DB Performance is bad due to slow IO. Still Sysadmin need proof!!

Performance problems:
Got into another performance issue trouble shooting. Started with just like any other perf issue. Application team reported that processing is slow!. A quick look on AWR reports revealed that the average time for following timed events has increased from few ms(5-6) to few thousand ms (7000-8000). A usuall clear case of IO subsystem issue.

db file sequential read 121,032 3,441 28 60.8 User I/O
db file parallel write 123 2,928 23,808 51.8 System I/O---->avg 23808!!!
db file scattered read 32,800 866 26 15.3 User I/O
free buffer waits 38,301 381 10 6.7 Configuration
local write wait 368 359 974 6.3 User I/O

(Incidently, few words about "local write wait event".- local write wait event can occur during concurrent truncate operations.Basically what happens here is a session is waiting for its own dirtly buffers to be written to disk. Remember during truncate all dirty buffers of the table that is being truncated must be written before truncate completes.
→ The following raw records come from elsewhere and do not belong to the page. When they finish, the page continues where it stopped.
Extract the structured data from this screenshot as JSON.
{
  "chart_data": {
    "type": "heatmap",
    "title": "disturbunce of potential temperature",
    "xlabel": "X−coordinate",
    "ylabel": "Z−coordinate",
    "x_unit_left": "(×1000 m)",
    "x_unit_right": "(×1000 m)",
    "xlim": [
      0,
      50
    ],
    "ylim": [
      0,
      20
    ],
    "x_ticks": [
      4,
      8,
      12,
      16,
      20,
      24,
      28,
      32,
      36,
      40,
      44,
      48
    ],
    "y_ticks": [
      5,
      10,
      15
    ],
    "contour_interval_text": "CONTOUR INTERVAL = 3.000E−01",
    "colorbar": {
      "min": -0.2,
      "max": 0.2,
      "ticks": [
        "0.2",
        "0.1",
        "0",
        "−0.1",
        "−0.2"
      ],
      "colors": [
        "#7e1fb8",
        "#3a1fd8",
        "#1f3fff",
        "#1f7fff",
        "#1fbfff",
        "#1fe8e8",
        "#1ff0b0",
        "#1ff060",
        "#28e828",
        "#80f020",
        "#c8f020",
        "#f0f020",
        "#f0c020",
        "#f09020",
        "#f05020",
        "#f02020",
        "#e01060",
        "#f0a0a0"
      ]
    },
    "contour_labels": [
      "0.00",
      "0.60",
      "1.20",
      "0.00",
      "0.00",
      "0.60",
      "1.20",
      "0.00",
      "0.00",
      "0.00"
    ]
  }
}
However the presence of the local write wait event in this scenario should be directly related to overall IO slowness.
There is a metalink note that gives details of local write wait that occur during multiple concurrent truncate operations. Note:334822.1)

Syadmins came into picture... After doing a "complete" check he declared there is nothing wrong at system side. The responsibility of proving it is an IO issue again back to DBAs head!!.
Took SQLStats for one of the SQL degraded. It clearly shows there is no plan change, there is no change in the number of blocks query touches etc... Only increase in the component "User IO".
However sysadmin is still sure there is no issue at System level. Again since DBA is claiming it is IO issue , and sysadmin is denying any chance of IO problem management want DBA to "prove" it is an IO issue. Suprisingly nobody is ready to belive Oracle AWR and other reports.

Ok. no choice , but to do troubleshooting at IO level (which sysadmin should do).
The direct way was to measure the performance using "dd" command.
Just did a read and write test using dd.

Write test:
# time dd if=/dev/zero of=sample.data bs=8192 count=131072
real 0m1.352s
user 0m0.002s
sys 0m1.168s
It took less than 2 sec on another server.
Now ran the same test on database server.

It did not came out even in next 15 mins !!!!.
sighhhhh.. finally proved.!!

Hmm sysadmin still came up with next arguement!! bs(blocksize) matters a lot when you use dd. Need to check what is the block size of file system.!!
God please forgive the ignorance !!!
He could not survive long with this arguement. Soon management suggested them to failover the database to another machine in the cluster. Application started the job agian once db was started on new server.. According to them job was "flying"!!!!
I did n't see the sysadmin roaming there after this!!!... Later I was told that there were some issue in IO subsystem, which was identified by some vendor !!

Crux: DBA need to be equiped with OS tools that can prove to sysadmin in a language he understands(I dont know if some of them understand anything!!)
References:
db file sequential read
'A sequential read is a single-block read'.Single block I/Os are usually the result of using indexes. Rarely, full table scan calls could get truncated to a single block call due to extent boundaries, or buffers already present in the buffer cache. These waits would also show up as 'db file sequential read'.